Students in Delaware will return to school later this summer focused on learning, achievement and good grades, without a care in the world the federal government will label their schools as “failures.”

Students in Ohio return to schools that will be assessed in easy-to-understand letter grades that specifically summarize overall student achievement, not just a pass/fail grade.

Students in Iowa will return to schools anchored to the disastrous No Child Left Behind standards that are dooming most American schools to failure.

Delaware and Ohio are among 19 states that put together comprehensive, timely requests to the federal government to replace the No Child standards that have punished local school districts for a decade.

Critics early on saw the uselessness of No Child measurements backed by former President George W. Bush and the late Sen. Ted Kennedy. Those measurements required all students in every school to pass a standardized test. No meaningful testing program can assure 100 percent passage. That impossible measure sounded good on Capitol Hill.

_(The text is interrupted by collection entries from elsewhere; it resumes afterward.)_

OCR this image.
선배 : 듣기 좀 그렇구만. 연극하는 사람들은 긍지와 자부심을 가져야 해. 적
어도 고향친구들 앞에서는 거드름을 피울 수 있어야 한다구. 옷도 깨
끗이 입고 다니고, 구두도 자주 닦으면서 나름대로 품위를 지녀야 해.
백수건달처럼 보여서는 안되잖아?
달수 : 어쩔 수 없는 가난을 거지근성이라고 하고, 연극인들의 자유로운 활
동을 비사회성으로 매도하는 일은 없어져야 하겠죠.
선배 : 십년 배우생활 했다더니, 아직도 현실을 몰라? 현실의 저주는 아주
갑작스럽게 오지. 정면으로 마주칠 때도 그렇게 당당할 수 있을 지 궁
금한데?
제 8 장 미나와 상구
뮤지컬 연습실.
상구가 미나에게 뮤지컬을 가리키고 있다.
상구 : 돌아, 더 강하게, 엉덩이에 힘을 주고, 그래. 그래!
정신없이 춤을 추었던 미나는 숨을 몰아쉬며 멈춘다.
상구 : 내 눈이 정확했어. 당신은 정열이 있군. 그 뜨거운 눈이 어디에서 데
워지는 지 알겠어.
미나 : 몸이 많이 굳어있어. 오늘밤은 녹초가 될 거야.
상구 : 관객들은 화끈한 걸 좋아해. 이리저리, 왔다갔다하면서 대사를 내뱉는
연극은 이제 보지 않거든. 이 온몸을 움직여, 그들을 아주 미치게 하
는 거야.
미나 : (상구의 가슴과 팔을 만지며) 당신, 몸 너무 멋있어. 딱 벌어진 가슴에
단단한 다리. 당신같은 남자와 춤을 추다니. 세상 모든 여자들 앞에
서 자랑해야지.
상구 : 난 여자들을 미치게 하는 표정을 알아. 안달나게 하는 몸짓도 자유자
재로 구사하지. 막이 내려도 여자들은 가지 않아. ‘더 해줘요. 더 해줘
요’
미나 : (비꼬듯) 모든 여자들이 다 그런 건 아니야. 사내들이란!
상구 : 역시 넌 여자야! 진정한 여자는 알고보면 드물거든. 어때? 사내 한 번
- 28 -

It created meaningless rote work in American schools, where teachers and parents know that students proceed at different paces and excel in different areas.

So while the rest of the world raced to embrace technology and individualized learning, the U.S. anchored students to standardized dot tests that determined how federal aid would be used and, ultimately, who would control local schools.

U.S. Education Secretary Arne Duncan projected that 82 percent of American schools are on target to fail this measurement by 2014.

He championed the waivers to encourage states to innovate better solutions since congressional leadership is incapable of reforming the flawed assessment.

Iowa’s failure to get students out from under these useless tests falls squarely on elected leaders. Gov. Terry Branstad on Thursday blamed the Legislature, one suitable target.

Lawmakers of both parties failed to pass his comprehensive education reform plan before surrendering with tepid measures that didn’t meet the minimum federal requirements.

But Branstad can’t hide from accountability. He opted for his comprehensive Blueprint for Education but failed to muscle it through the Legislature.

By ineffectively managing his reform through the Legislature, Branstad and his education chief, Jason Glass, left Iowa school kids anchored to the failing No Child measures for at least another year.

Branstad showed muscle on other issues, notably on May 11 when he issued an executive order overturning a legislative ban on using lead shot to hunt mourning doves.

That’s right. He used executive power to appease a handful of hunters. But for Iowa school kids, the governor was less forceful and effective.

So Iowa teachers and students next school year will jump through hoops that 19 other states have abandoned in favor of more effective, useful tests that actually help students instead of labeling their schools, and them, as failures.